Hi all,
I have a quite large model and need to do data parallel among multiple GPUs.
I used:
model = nn.DataParallel(model)
And there are three visible GPUs. The GPU usage is:
+-----------------------------------------------------------------------------+
| Processes: GPU Memory |
| GPU PID Type Process name Usage |
|=============================================================================|
| 0 12444 C python 10741MiB |
| 1 12444 C python 4663MiB |
| 2 12444 C python 4633MiB |
+-----------------------------------------------------------------------------+
GPU1 and GPU2 are not fully utilized, but I cannot increase the batch size because then there will be memory error on GPU0.
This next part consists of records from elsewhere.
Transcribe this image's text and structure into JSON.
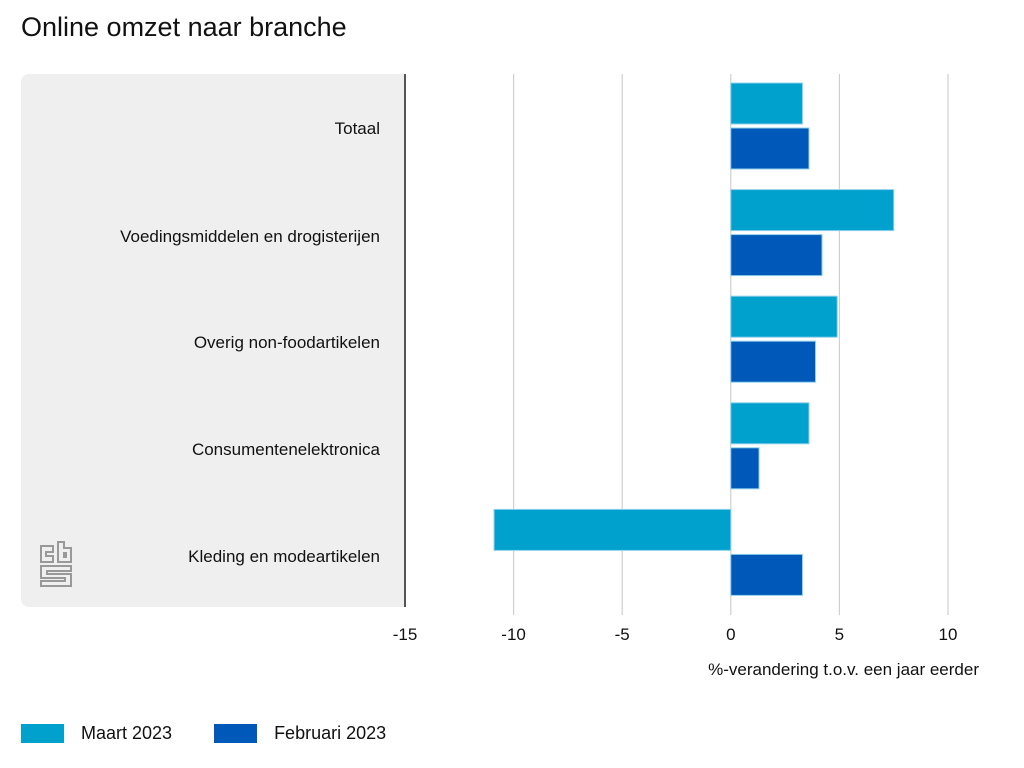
{
  "title": "Online omzet naar branche",
  "chart_data": {
    "type": "bar",
    "orientation": "horizontal",
    "title": "Online omzet naar branche",
    "xlabel": "%-verandering t.o.v. een jaar eerder",
    "ylabel": "",
    "xlim": [
      -15,
      10
    ],
    "xticks": [
      -15,
      -10,
      -5,
      0,
      5,
      10
    ],
    "xtick_labels": [
      "-15",
      "-10",
      "-5",
      "0",
      "5",
      "10"
    ],
    "grid": true,
    "legend_position": "bottom-left",
    "categories": [
      "Totaal",
      "Voedingsmiddelen en drogisterijen",
      "Overig non-foodartikelen",
      "Consumentenelektronica",
      "Kleding en modeartikelen"
    ],
    "series": [
      {
        "name": "Maart 2023",
        "color": "#00a1cd",
        "values": [
          3.3,
          7.5,
          4.9,
          3.6,
          -10.9
        ]
      },
      {
        "name": "Februari 2023",
        "color": "#0058b8",
        "values": [
          3.6,
          4.2,
          3.9,
          1.3,
          3.3
        ]
      }
    ]
  },
  "logo": "cbs-logo"
}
Does anyone know how to solve this problem?
Hi, Andy-jpa
If the the first gpu (id:0) is occupied all the time and no more space to use, you could consider to use only 1 and 2 gpu explictly assigned in you code by device_ids.
I think this problem is batch_size need increase to use efficiently multiple GPUs but outputs increase either.
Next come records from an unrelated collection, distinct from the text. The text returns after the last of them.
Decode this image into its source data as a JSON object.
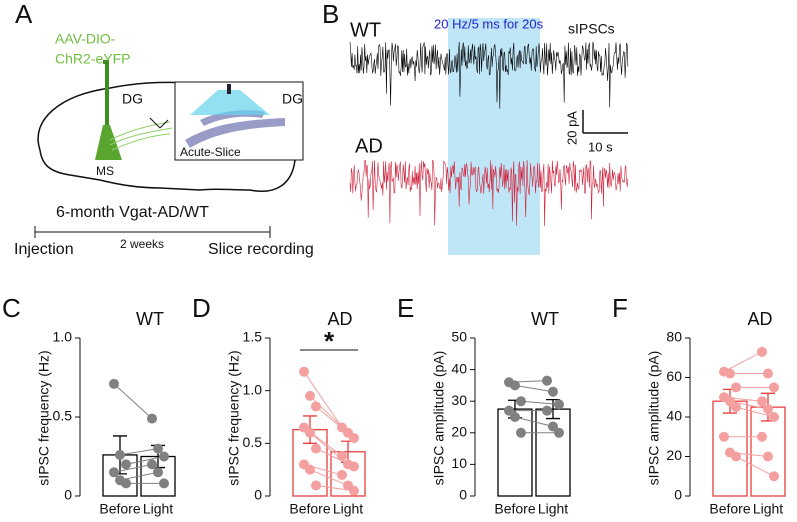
{
  "panels": {
    "a": {
      "label": "A",
      "vector": [
        "AAV-DIO-",
        "ChR2-eYFP"
      ],
      "region": "DG",
      "inset_region": "DG",
      "inset_caption": "Acute-Slice",
      "site": "MS",
      "cohort": "6-month Vgat-AD/WT",
      "interval": "2 weeks",
      "start": "Injection",
      "end": "Slice recording"
    },
    "b": {
      "label": "B",
      "trace_top": "WT",
      "trace_bottom": "AD",
      "stimulus": "20 Hz/5 ms for 20s",
      "measure": "sIPSCs",
      "scale_y": "20 pA",
      "scale_x": "10 s"
    }
  },
  "chart_data": [
    {
      "type": "bar",
      "label": "C",
      "title": "WT",
      "y_label": "sIPSC frequency (Hz)",
      "categories": [
        "Before",
        "Light"
      ],
      "values": [
        0.26,
        0.25
      ],
      "errors": [
        0.12,
        0.07
      ],
      "points": [
        [
          0.71,
          0.26,
          0.2,
          0.15,
          0.1,
          0.08
        ],
        [
          0.49,
          0.3,
          0.25,
          0.2,
          0.15,
          0.08
        ]
      ],
      "ylim": [
        0,
        1.0
      ],
      "yticks": [
        0,
        0.5,
        {
          "value": 1.0,
          "label": "1.0"
        }
      ],
      "color": "#000000",
      "point_color": "#808080"
    },
    {
      "type": "bar",
      "label": "D",
      "title": "AD",
      "y_label": "sIPSC frequency (Hz)",
      "categories": [
        "Before",
        "Light"
      ],
      "values": [
        0.63,
        0.42
      ],
      "errors": [
        0.13,
        0.1
      ],
      "points": [
        [
          1.18,
          0.95,
          0.85,
          0.65,
          0.6,
          0.45,
          0.3,
          0.25,
          0.1
        ],
        [
          0.65,
          0.6,
          0.55,
          0.38,
          0.3,
          0.28,
          0.2,
          0.1,
          0.05
        ]
      ],
      "ylim": [
        0,
        1.5
      ],
      "yticks": [
        0,
        0.5,
        {
          "value": 1.0,
          "label": "1.0"
        },
        1.5
      ],
      "annotation": "*",
      "color": "#e8403f",
      "point_color": "#f4a0a0"
    },
    {
      "type": "bar",
      "label": "E",
      "title": "WT",
      "y_label": "sIPSC amplitude (pA)",
      "categories": [
        "Before",
        "Light"
      ],
      "values": [
        27.5,
        27.5
      ],
      "errors": [
        2.8,
        3
      ],
      "points": [
        [
          36,
          35,
          30,
          27,
          25,
          20
        ],
        [
          36.5,
          33,
          29,
          27,
          22,
          20
        ]
      ],
      "ylim": [
        0,
        50
      ],
      "yticks": [
        0,
        10,
        20,
        30,
        40,
        50
      ],
      "color": "#000000",
      "point_color": "#808080"
    },
    {
      "type": "bar",
      "label": "F",
      "title": "AD",
      "y_label": "sIPSC amplitude (pA)",
      "categories": [
        "Before",
        "Light"
      ],
      "values": [
        48,
        45
      ],
      "errors": [
        6,
        7
      ],
      "points": [
        [
          63,
          62,
          55,
          50,
          48,
          45,
          30,
          22,
          20
        ],
        [
          73,
          62,
          55,
          48,
          44,
          40,
          30,
          20,
          10
        ]
      ],
      "ylim": [
        0,
        80
      ],
      "yticks": [
        0,
        20,
        40,
        60,
        80
      ],
      "color": "#e8403f",
      "point_color": "#f4a0a0"
    }
  ]
}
replicas … batch_size / GPUs * input_size
output_device … batch_size * GPUs * output_size
but output_device must have replica in the current DataParallel imprementation.
Therefore I try rewrite DataParallel to output_device avoid from replicas.
In my case, I could increase batch size to output_device GPU use 30GB and each replica GPUs uses 20GB.
But, I’m not sure it’s correct.
I know, it need resolve hide latency to get more efficiency process.
best solution is change to concurrent processing.
I have used PyTorch since last week replace from TensorFlow2.
I want to know best practice of PyTorch.